Kolejny zamach na ważnego separatystę z „Donieckiej Republiki Ludowej”


Zdjęcie z miejsca wybuchu.

W wybuchu, w którym ucierpiały łącznie trzy osoby, ranny został kandydat na prezydenta tzw. DRL z ramienia komunistów Igor Chakimzianow.

Do zamachu doszło w sobotę w budynku, w którym odbywał się zjazd Komunistycznej Partii DRL. Jak poinformował przewodniczący partii Borys Litwinow – do wybuchu doszło, gdy delegaci opuszczali salę plenarną. Oprócz Chakimzianowa rany odniosły: sekretarz władz miejskich Doniecka Irina Jakina i druga nieznana kobieta.

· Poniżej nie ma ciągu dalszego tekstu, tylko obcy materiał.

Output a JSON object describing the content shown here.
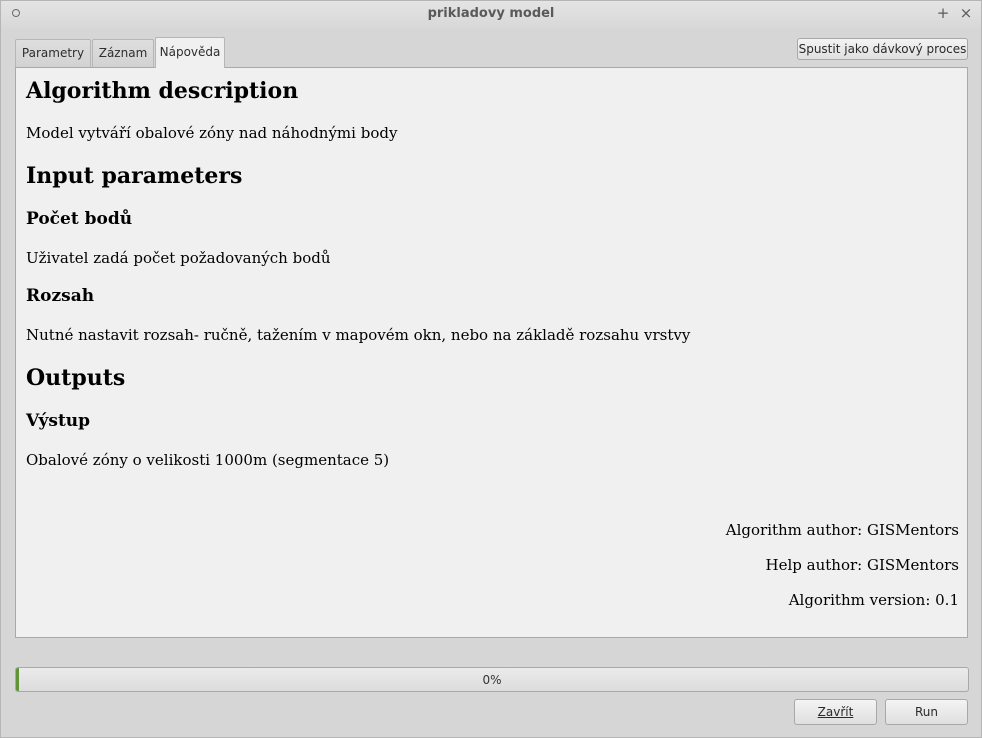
{
  "window": {
    "title": "prikladovy model",
    "maximize_glyph": "+",
    "close_glyph": "×"
  },
  "tabs": [
    {
      "label": "Parametry",
      "active": false
    },
    {
      "label": "Záznam",
      "active": false
    },
    {
      "label": "Nápověda",
      "active": true
    }
  ],
  "batch_button": "Spustit jako dávkový proces",
  "help": {
    "algorithm_heading": "Algorithm description",
    "algorithm_text": "Model vytváří obalové zóny nad náhodnými body",
    "inputs_heading": "Input parameters",
    "param1_name": "Počet bodů",
    "param1_text": "Uživatel zadá počet požadovaných bodů",
    "param2_name": "Rozsah",
    "param2_text": "Nutné nastavit rozsah- ručně, tažením v mapovém okn, nebo na základě rozsahu vrstvy",
    "outputs_heading": "Outputs",
    "output1_name": "Výstup",
    "output1_text": "Obalové zóny o velikosti 1000m (segmentace 5)",
    "algorithm_author": "Algorithm author: GISMentors",
    "help_author": "Help author: GISMentors",
    "algorithm_version": "Algorithm version: 0.1"
  },
  "progress": {
    "value": 0,
    "label": "0%",
    "color": "#5f9438"
  },
  "buttons": {
    "close": "Zavřít",
    "run": "Run"
  }
}
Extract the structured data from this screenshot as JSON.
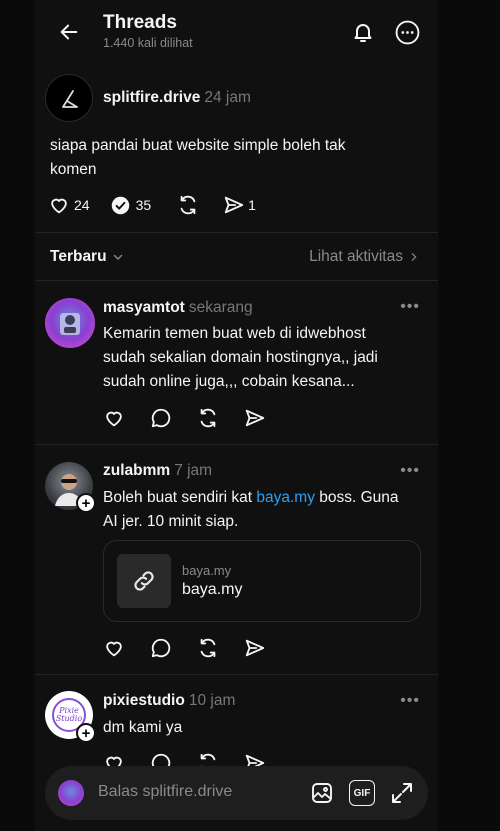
{
  "header": {
    "title": "Threads",
    "subtitle": "1.440 kali dilihat"
  },
  "post": {
    "username": "splitfire.drive",
    "time": "24 jam",
    "text_line1": "siapa pandai buat website simple boleh tak",
    "text_line2": "komen",
    "likes": "24",
    "replies": "35",
    "shares": "1"
  },
  "sort": {
    "label": "Terbaru",
    "activity_link": "Lihat aktivitas"
  },
  "comments": [
    {
      "username": "masyamtot",
      "time": "sekarang",
      "line1": "Kemarin temen buat web di idwebhost",
      "line2": "sudah sekalian domain hostingnya,, jadi",
      "line3": "sudah online juga,,, cobain kesana..."
    },
    {
      "username": "zulabmm",
      "time": "7 jam",
      "line1_pre": "Boleh buat sendiri kat ",
      "line1_link": "baya.my",
      "line1_post": " boss. Guna",
      "line2": "AI jer. 10 minit siap.",
      "card_small": "baya.my",
      "card_big": "baya.my"
    },
    {
      "username": "pixiestudio",
      "time": "10 jam",
      "line1": "dm kami ya",
      "avatar_text": "Pixie Studio"
    }
  ],
  "reply": {
    "placeholder": "Balas splitfire.drive",
    "gif_label": "GIF"
  },
  "colors": {
    "background": "#101010",
    "link": "#2aa0f5",
    "muted": "#8a8a8a"
  }
}
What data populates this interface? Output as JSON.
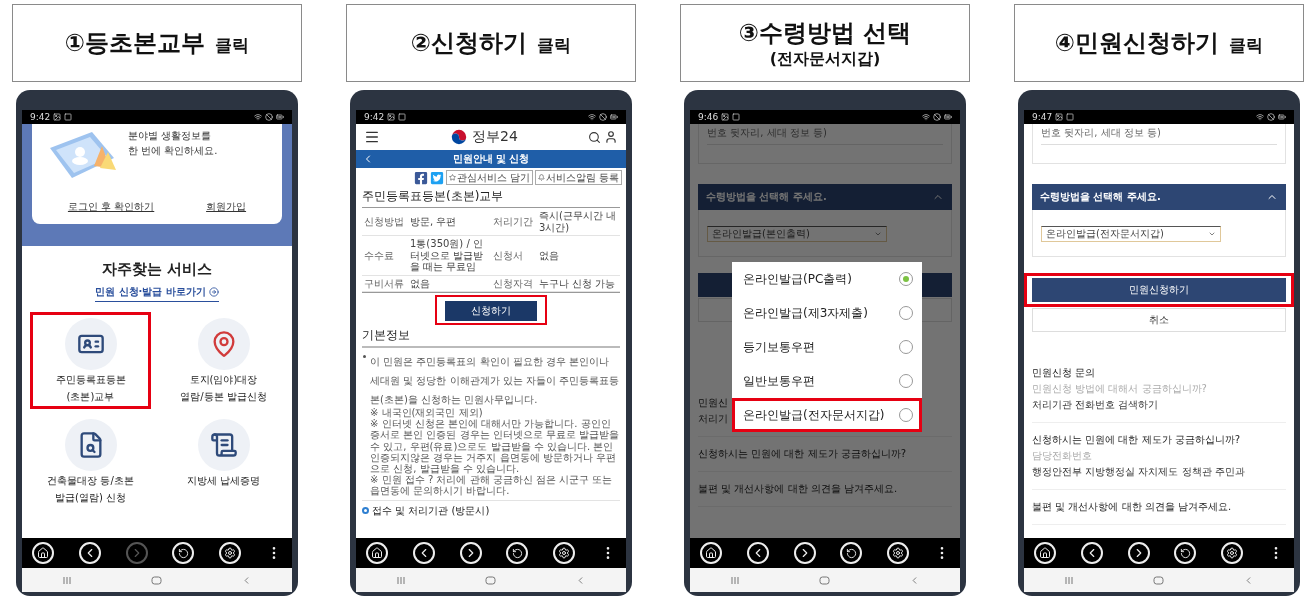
{
  "steps": [
    {
      "header": {
        "title": "①등초본교부",
        "action": "클릭"
      },
      "phone": {
        "kind": "home",
        "time": "9:42",
        "forward_disabled": true,
        "banner": {
          "lines": [
            "분야별 생활정보를",
            "한 번에 확인하세요."
          ],
          "links": [
            "로그인 후 확인하기",
            "회원가입"
          ]
        },
        "section_title": "자주찾는 서비스",
        "shortcut": "민원 신청·발급 바로가기",
        "services": [
          {
            "kind": "id_card",
            "lines": [
              "주민등록표등본",
              "(초본)교부"
            ],
            "highlighted": true
          },
          {
            "kind": "land",
            "lines": [
              "토지(임야)대장",
              "열람/등본 발급신청"
            ],
            "highlighted": false
          },
          {
            "kind": "building",
            "lines": [
              "건축물대장 등/초본",
              "발급(열람) 신청"
            ],
            "highlighted": false
          },
          {
            "kind": "tax",
            "lines": [
              "지방세 납세증명"
            ],
            "highlighted": false
          }
        ]
      }
    },
    {
      "header": {
        "title": "②신청하기",
        "action": "클릭"
      },
      "phone": {
        "kind": "detail",
        "time": "9:42",
        "forward_disabled": false,
        "logo": "정부24",
        "nav_title": "민원안내 및 신청",
        "share_buttons": [
          "관심서비스 담기",
          "서비스알림 등록"
        ],
        "title": "주민등록표등본(초본)교부",
        "table": [
          [
            "신청방법",
            "방문, 우편",
            "처리기간",
            "즉시(근무시간 내 3시간)"
          ],
          [
            "수수료",
            "1통(350원) / 인터넷으로 발급받을 때는 무료임",
            "신청서",
            "없음"
          ],
          [
            "구비서류",
            "없음",
            "신청자격",
            "누구나 신청 가능"
          ]
        ],
        "apply_button": {
          "label": "신청하기",
          "highlighted": true
        },
        "info_title": "기본정보",
        "info": [
          {
            "kind": "bullet",
            "text": "이 민원은 주민등록표의 확인이 필요한 경우 본인이나 세대원 및 정당한 이해관계가 있는 자들이 주민등록표등본(초본)을 신청하는 민원사무입니다."
          },
          {
            "kind": "note",
            "text": "※ 내국인(재외국민 제외)"
          },
          {
            "kind": "note",
            "text": "※ 인터넷 신청은 본인에 대해서만 가능합니다. 공인인증서로 본인 인증된 경우는 인터넷으로 무료로 발급받을 수 있고, 우편(유료)으로도 발급받을 수 있습니다. 본인 인증되지않은 경우는 거주지 읍면동에 방문하거나 우편으로 신청, 발급받을 수 있습니다."
          },
          {
            "kind": "note",
            "text": "※ 민원 접수 ? 처리에 관해 궁금하신 점은 시군구 또는 읍면동에 문의하시기 바랍니다."
          }
        ],
        "section_link": "접수 및 처리기관 (방문시)"
      }
    },
    {
      "header": {
        "title": "③수령방법 선택",
        "subtitle": "(전자문서지갑)"
      },
      "phone": {
        "kind": "method_popup",
        "time": "9:46",
        "forward_disabled": false,
        "top_text": "번호 뒷자리, 세대 정보 등)",
        "method_title": "수령방법을 선택해 주세요.",
        "select_value": "온라인발급(본인출력)",
        "faq": [
          {
            "title": "민원신",
            "lines": [
              "처리기"
            ]
          },
          {
            "title": "신청하시는 민원에 대한 제도가 궁금하십니까?"
          },
          {
            "title": "불편 및 개선사항에 대한 의견을 남겨주세요."
          }
        ],
        "options": [
          {
            "label": "온라인발급(PC출력)",
            "selected": true,
            "highlighted": false
          },
          {
            "label": "온라인발급(제3자제출)",
            "selected": false,
            "highlighted": false
          },
          {
            "label": "등기보통우편",
            "selected": false,
            "highlighted": false
          },
          {
            "label": "일반보통우편",
            "selected": false,
            "highlighted": false
          },
          {
            "label": "온라인발급(전자문서지갑)",
            "selected": false,
            "highlighted": true
          }
        ]
      }
    },
    {
      "header": {
        "title": "④민원신청하기",
        "action": "클릭"
      },
      "phone": {
        "kind": "method_form",
        "time": "9:47",
        "forward_disabled": false,
        "top_text": "번호 뒷자리, 세대 정보 등)",
        "method_title": "수령방법을 선택해 주세요.",
        "select_value": "온라인발급(전자문서지갑)",
        "submit": {
          "label": "민원신청하기",
          "highlighted": true
        },
        "cancel": "취소",
        "faq": [
          {
            "title": "민원신청 문의",
            "lines": [
              "민원신청 방법에 대해서 궁금하십니까?",
              "처리기관 전화번호 검색하기"
            ]
          },
          {
            "title": "신청하시는 민원에 대한 제도가 궁금하십니까?",
            "lines": [
              "담당전화번호",
              "행정안전부 지방행정실 자치제도 정책관 주민과"
            ]
          },
          {
            "title": "불편 및 개선사항에 대한 의견을 남겨주세요."
          }
        ]
      }
    }
  ]
}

Doniecki separatysta odniósł lekkie rany – kilka godzin po zamachu udzielał już wywiadów prasie. W wyniku wybuchu miało spłonąć kilka pomieszczeń znajdujących się na parterze budynku.

Według informacji Interfaxu bomba została umieszczona dzień przed zjazdem. Organy bezpieczeństwa nieuznawanej republiki za najbardziej prawdopodobną wersję uznają atak ukraińskiej grupy dywersyjnej.

Chakimzianow był pierwszym „ministrem obrony” DRL, jednak w maju 2014 r. dostał się do ukraińskiej niewoli. Na teren nieuznawanej republiki wrócił w wyniku operacji wymiany jeńców. Pełnił funkcję dowódcy batalionu i udzielał się w szeregach lokalnych komunistów.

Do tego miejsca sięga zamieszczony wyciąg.